Let’s give thanks no one wears equipment like this anymore. Because as one East Kootenay man recalls, a little NHL helmet can have a big impact. Words and photo by Jeff Pew.

“I don’t remember much,” Batesy says, reminiscing about the concussion he received as a seven-year-old playing hockey in Kimberley, British Columbia. It was 1970, and he’d just inherited his big brother’s 1966 Cooper Weeks Little NHL hockey helmet — basically two narrow strips of padded red plastic with a Montreal Canadiens logo on the headband. He felt like his favourite player, Yvan Cournoyer, nicknamed “The Roadrunner,” who was known for his speed and maneuverability.

“Apparently, I’d wiped out and clanged my head on the lower boards. My dad, Hughie, who was our coach, walked me up the stands to Shirley Pearson. He said, ‘If he falls asleep, give him a whack on the head and wake him up,’” Batesy recalls. “Next thing I remember, I was laying in the backseat of Hughie’s Pontiac. I couldn’t get up. I’d been brained. Hughie kept saying, ‘C’mon, get inside. It’s time for dinner.’ When I just lay there groaning, he leaned in and said, ‘We’re havin’ Mom’s pork chops and applesauce.’ When I didn’t move, he knew I was hurt.”

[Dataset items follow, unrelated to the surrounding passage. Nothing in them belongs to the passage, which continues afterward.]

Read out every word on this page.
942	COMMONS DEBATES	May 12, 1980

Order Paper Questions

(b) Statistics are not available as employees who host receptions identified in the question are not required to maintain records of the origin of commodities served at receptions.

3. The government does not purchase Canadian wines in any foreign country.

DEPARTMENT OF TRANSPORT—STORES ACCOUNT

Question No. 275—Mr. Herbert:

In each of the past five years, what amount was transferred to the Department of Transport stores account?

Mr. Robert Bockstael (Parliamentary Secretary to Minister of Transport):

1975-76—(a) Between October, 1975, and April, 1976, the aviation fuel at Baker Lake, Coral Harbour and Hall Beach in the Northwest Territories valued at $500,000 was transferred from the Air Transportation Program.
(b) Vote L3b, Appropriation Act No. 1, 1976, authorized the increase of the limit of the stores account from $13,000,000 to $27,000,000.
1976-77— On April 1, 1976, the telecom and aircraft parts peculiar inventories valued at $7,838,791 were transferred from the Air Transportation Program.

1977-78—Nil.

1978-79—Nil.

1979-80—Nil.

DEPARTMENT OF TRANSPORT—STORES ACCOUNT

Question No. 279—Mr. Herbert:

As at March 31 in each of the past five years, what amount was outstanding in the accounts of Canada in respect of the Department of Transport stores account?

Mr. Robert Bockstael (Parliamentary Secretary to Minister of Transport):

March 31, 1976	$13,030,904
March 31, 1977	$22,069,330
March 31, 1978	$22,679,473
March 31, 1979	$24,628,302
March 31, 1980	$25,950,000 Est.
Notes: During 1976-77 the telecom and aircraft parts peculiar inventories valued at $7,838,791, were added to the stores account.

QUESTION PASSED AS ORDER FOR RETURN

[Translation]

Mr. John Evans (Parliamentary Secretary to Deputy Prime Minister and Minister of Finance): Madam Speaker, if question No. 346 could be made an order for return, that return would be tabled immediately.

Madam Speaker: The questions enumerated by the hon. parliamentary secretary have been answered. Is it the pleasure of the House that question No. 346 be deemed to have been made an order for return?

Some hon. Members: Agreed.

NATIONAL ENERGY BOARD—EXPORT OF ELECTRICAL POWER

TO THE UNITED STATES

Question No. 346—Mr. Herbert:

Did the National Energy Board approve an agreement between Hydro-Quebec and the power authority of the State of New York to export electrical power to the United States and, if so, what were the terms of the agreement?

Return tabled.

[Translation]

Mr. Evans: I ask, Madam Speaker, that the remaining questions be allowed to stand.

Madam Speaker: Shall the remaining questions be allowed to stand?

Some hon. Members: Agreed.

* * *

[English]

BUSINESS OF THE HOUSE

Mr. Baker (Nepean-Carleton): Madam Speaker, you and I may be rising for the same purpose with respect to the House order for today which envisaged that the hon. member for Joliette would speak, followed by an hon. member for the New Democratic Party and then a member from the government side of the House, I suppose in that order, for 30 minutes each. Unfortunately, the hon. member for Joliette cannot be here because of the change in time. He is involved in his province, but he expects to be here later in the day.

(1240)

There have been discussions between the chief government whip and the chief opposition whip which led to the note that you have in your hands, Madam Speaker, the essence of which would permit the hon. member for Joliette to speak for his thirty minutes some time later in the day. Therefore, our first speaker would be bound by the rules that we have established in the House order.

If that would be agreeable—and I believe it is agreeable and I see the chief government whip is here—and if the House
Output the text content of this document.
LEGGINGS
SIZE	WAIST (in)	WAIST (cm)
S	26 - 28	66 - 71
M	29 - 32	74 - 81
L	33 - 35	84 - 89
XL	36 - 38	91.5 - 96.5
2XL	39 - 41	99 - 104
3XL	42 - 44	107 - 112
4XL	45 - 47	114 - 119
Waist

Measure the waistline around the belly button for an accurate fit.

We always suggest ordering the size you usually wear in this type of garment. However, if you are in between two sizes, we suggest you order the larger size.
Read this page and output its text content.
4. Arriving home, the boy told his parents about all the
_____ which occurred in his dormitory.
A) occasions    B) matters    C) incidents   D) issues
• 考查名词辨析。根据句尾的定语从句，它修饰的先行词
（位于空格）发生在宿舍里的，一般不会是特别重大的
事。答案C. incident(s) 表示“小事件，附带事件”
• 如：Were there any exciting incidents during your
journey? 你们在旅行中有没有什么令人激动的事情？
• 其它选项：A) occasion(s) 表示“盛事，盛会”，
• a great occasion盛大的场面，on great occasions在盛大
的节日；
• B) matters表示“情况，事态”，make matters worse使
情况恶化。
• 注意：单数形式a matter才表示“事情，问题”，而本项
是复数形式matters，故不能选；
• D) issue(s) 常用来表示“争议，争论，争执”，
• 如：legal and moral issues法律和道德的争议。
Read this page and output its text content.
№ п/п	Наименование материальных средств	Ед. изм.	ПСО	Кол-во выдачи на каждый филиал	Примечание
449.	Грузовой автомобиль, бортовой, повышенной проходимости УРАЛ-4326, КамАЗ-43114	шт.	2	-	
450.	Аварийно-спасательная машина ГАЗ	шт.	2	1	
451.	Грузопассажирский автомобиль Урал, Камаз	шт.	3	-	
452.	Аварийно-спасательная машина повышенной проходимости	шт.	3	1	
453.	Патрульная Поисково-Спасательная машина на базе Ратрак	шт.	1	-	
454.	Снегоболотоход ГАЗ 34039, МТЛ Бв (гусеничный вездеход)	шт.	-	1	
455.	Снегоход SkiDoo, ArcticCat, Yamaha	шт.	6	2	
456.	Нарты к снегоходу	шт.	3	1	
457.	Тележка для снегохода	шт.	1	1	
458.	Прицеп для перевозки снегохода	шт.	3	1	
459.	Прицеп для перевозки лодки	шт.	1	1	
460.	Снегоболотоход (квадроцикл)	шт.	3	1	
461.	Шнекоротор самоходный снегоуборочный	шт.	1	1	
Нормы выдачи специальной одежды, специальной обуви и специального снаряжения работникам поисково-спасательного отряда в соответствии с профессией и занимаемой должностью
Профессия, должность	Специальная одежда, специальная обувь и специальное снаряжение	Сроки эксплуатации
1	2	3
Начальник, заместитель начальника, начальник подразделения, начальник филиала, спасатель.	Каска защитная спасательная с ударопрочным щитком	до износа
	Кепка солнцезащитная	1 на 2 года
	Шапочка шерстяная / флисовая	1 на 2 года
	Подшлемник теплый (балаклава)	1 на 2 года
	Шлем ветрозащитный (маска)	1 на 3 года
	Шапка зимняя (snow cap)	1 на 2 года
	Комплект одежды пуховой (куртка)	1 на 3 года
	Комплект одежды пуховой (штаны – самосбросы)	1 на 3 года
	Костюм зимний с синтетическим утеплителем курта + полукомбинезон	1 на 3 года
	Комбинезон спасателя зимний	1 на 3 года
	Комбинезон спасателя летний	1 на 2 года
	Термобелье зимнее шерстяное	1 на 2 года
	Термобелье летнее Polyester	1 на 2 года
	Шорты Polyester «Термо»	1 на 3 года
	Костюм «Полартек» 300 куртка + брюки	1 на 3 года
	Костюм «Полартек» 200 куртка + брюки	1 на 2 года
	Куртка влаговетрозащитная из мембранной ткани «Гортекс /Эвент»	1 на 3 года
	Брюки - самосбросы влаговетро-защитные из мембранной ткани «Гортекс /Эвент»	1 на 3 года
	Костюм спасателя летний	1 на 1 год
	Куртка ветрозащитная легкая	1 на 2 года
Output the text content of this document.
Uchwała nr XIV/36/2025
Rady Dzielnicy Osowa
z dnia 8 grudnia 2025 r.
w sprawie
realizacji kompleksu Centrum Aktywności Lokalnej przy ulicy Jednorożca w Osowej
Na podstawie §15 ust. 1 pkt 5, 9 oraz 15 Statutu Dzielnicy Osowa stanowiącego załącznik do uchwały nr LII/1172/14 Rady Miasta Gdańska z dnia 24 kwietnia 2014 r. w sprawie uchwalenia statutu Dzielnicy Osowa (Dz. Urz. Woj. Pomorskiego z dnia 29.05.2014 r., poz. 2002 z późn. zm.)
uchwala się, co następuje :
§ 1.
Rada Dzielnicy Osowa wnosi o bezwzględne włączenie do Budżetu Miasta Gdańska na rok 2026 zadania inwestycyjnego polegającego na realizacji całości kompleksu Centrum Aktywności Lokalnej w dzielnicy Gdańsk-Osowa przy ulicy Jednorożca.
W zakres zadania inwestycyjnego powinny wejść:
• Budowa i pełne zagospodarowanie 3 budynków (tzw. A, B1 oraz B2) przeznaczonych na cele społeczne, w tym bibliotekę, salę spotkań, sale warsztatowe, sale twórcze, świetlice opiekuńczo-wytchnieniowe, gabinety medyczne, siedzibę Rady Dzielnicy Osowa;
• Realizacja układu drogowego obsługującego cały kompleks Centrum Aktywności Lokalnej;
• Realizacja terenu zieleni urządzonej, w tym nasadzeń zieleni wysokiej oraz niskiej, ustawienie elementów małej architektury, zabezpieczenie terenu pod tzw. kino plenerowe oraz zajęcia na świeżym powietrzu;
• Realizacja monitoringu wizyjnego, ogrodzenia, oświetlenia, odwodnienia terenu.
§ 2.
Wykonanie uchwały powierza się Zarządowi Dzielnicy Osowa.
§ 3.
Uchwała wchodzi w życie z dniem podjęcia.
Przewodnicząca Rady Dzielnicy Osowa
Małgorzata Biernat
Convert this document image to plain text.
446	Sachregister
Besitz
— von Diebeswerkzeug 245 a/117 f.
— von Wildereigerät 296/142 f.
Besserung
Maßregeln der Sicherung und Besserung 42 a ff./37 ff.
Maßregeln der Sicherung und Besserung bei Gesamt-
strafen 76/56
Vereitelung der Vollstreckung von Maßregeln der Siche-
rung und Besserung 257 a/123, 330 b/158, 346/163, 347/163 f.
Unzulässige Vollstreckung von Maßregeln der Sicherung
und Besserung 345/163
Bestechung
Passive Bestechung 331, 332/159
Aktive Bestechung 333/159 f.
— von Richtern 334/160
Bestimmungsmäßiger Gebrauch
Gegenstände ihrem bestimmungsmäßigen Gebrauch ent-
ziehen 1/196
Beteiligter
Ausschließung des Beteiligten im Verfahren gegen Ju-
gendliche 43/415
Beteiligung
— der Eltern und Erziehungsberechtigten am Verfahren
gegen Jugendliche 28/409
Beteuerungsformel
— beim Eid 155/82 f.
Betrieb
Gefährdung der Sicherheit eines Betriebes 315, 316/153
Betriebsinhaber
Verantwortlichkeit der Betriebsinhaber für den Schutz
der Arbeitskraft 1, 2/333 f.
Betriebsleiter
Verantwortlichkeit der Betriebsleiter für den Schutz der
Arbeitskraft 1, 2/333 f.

Batesy remembers regaining consciousness while lying on a gurney in the Kimberely hospital six days after the accident. “I never wore that dang thing again,” he says. “Two months later, Hughie bought me a real helmet, and I was allowed to play my first game. But that didn’t stop Joey Pendry from slicing my cheek with his freshly sharpened skates. He just missed my goddamn eye, but that’s a whole other story.”